According to the experimental results in
Table 4, RepDWNet demonstrates unique advantages in extracting blood spectral features compared to models designed by scholars such as Song, Zhang, and Liu. On both the transmissive blood dataset and reflective blood dataset, RepDWNet achieves classification-balanced accuracies of 97.17% and 97.31%, respectively. This indicates that even when facing imbalanced datasets, RepDWNet can still make accurate predictions for the majority of cases. Furthermore, the model has achieved breakthroughs in terms of parameter size and inference speed. In comparison to models designed by Bratchenko et al. [
28], although RepDWNet exhibits a slightly lower inference speed, it demonstrates relatively high classification performance under a smaller memory footprint. In addition, despite not achieving a significant breakthrough in classification performance compared to the network designed by Deng et al. [
19], as mentioned earlier, RepDWNet has not addressed the parameter growth issue caused by multi-scale models. While RepDWNet experiences a slight decline in classification performance, this decrease contributes to the model’s characteristics of being more lightweight and having a faster inference speed. Therefore, compared to other Raman spectroscopy classification networks on the market, RepDWNet possesses unique model performance advantages. It successfully maintains high classification performance while reducing the model’s parameter size and improving inference speed.
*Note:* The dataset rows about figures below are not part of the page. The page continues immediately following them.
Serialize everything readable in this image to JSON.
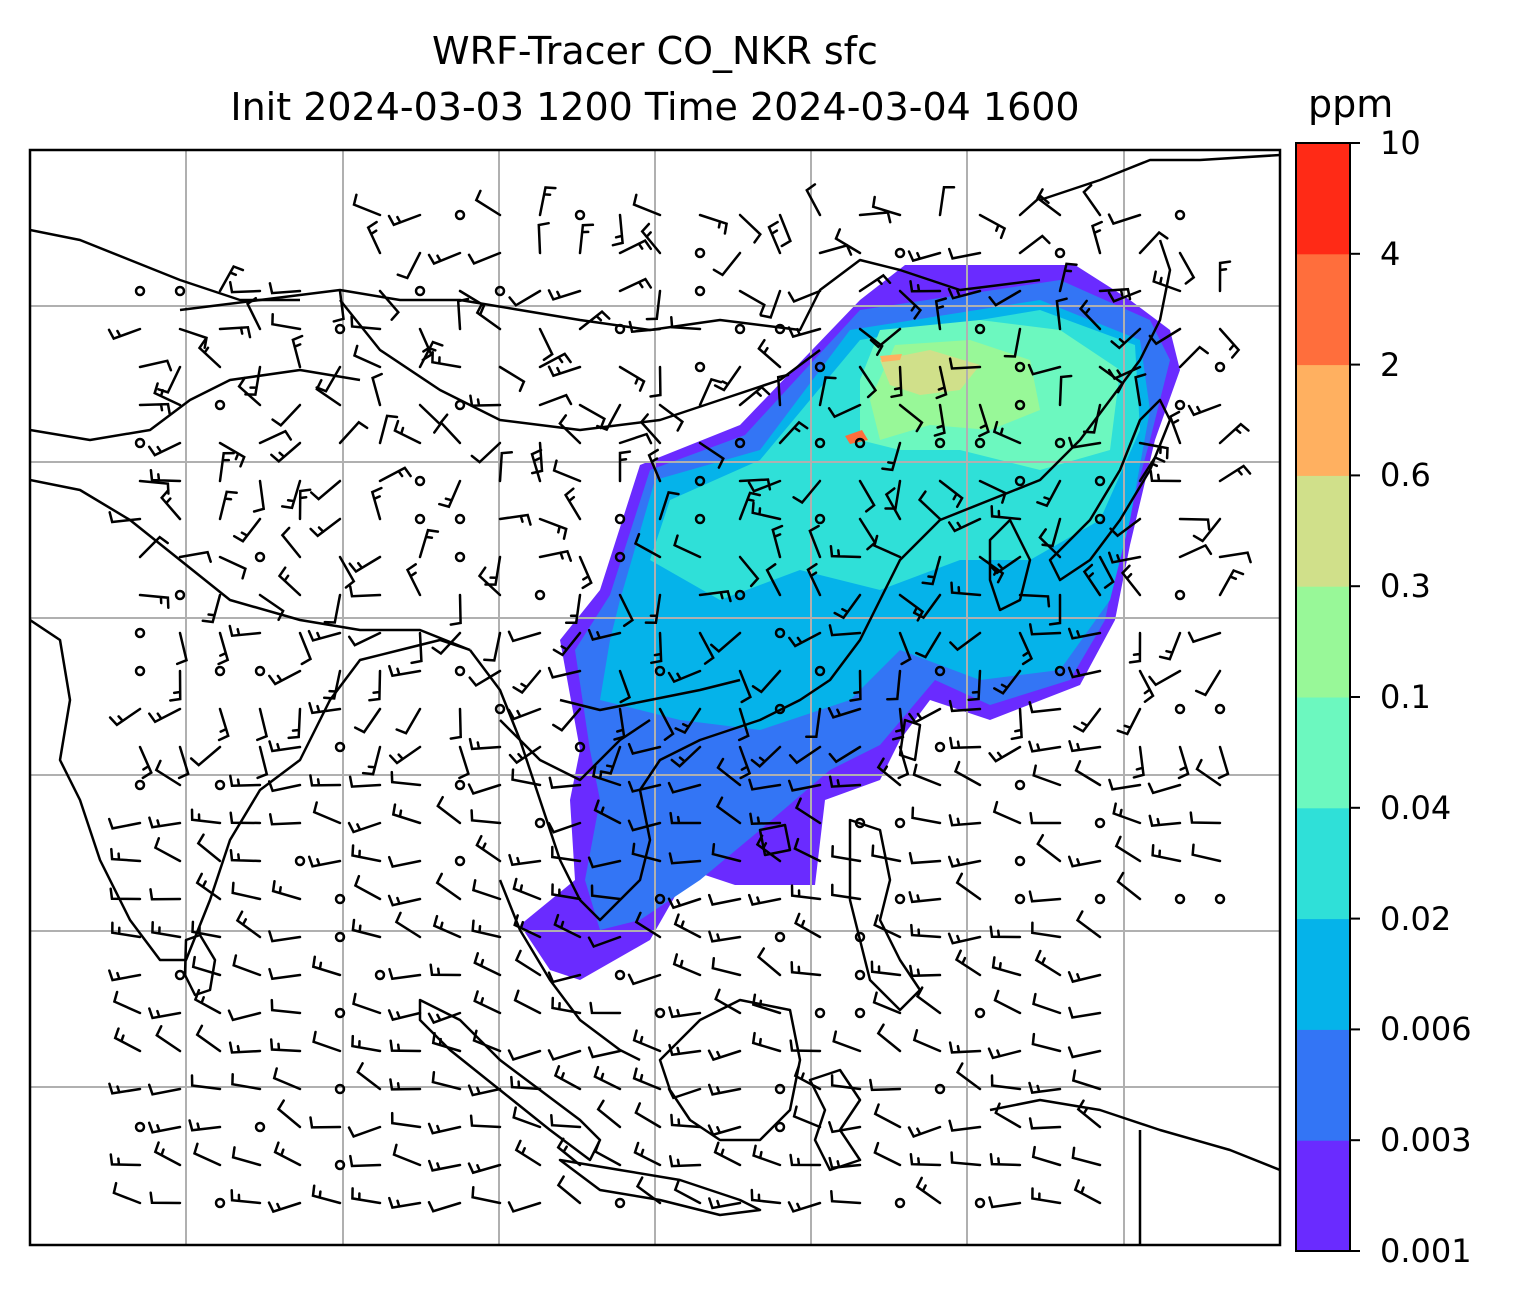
{
  "title": {
    "line1": "WRF-Tracer CO_NKR sfc",
    "line2": "Init 2024-03-03 1200 Time 2024-03-04 1600"
  },
  "colorbar": {
    "unit": "ppm",
    "levels": [
      "0.001",
      "0.003",
      "0.006",
      "0.02",
      "0.04",
      "0.1",
      "0.3",
      "0.6",
      "2",
      "4",
      "10"
    ],
    "colors": [
      "#6a2bff",
      "#3375f5",
      "#05b3ea",
      "#2fe0d8",
      "#6cf8bf",
      "#98f898",
      "#d0e08a",
      "#ffb060",
      "#ff6e3c",
      "#ff2a16"
    ]
  },
  "map": {
    "field": "CO_NKR surface tracer concentration",
    "wind_symbols": "wind barbs",
    "gridlines": true
  }
}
In addition, this study conducted a subtle evaluation of machine learning algorithms commonly used for Raman spectroscopy classification. As evidenced by the comparative results in
Table 5, RepDWNet demonstrates outstanding classification performance compared to the traditional Partial Least Squares (PLS) algorithm. Furthermore, an empirical comparison was performed between RepDWNet and the combination of Principal Component Analysis (PCA) with Support Vector Machine(SVM). However, the PCA+SVM algorithm exhibited a noticeable overfitting phenomenon on the test set, despite achieving significant effectiveness on the training and validation sets. We attribute this to the possibility that PCA+SVM learned inappropriate information, during the process of acquiring blood spectral feature information. Therefore, we chose not to present the experimental results of PCA+SVM in the table. Consequently, from a comprehensive perspective, RepDWNet demonstrates unique superiority in extracting feature information from blood Raman spectra.
4. Conclusions
In this study, we introduce RepDWNet, a lightweight Raman spectroscopy classification network. This model combines multiple-scale convolutional kernels while maintaining a smaller model parameter size and faster inference speed. To address the coherence of Raman spectroscopy, we incorporate residual connections to facilitate inter-layer information transfer. Simultaneously, to enhance the model’s suitability for portable devices, we employ result reparameterization techniques, rendering the model more concise and expediting the inference speed. Furthermore, to better capture the intrinsic features of Raman spectra, data augmentation techniques are applied to augment two imbalanced datasets. Comprehensive experimental results demonstrate that data augmentation operations, coupled with RepDWNet, yield significant balanced accuracy on both transmissive and reflective blood datasets, achieving 97.17% and 97.31%, respectively. Through ablation experiments, we observe that, for Raman spectroscopy classification, larger convolutional kernels may outperform smaller ones, a direction we aim to thoroughly validate in future investigations. Finally, the Raman spectroscopy augmentation techniques and RepDWNet proposed in this paper can be extended to other spectral classification domains.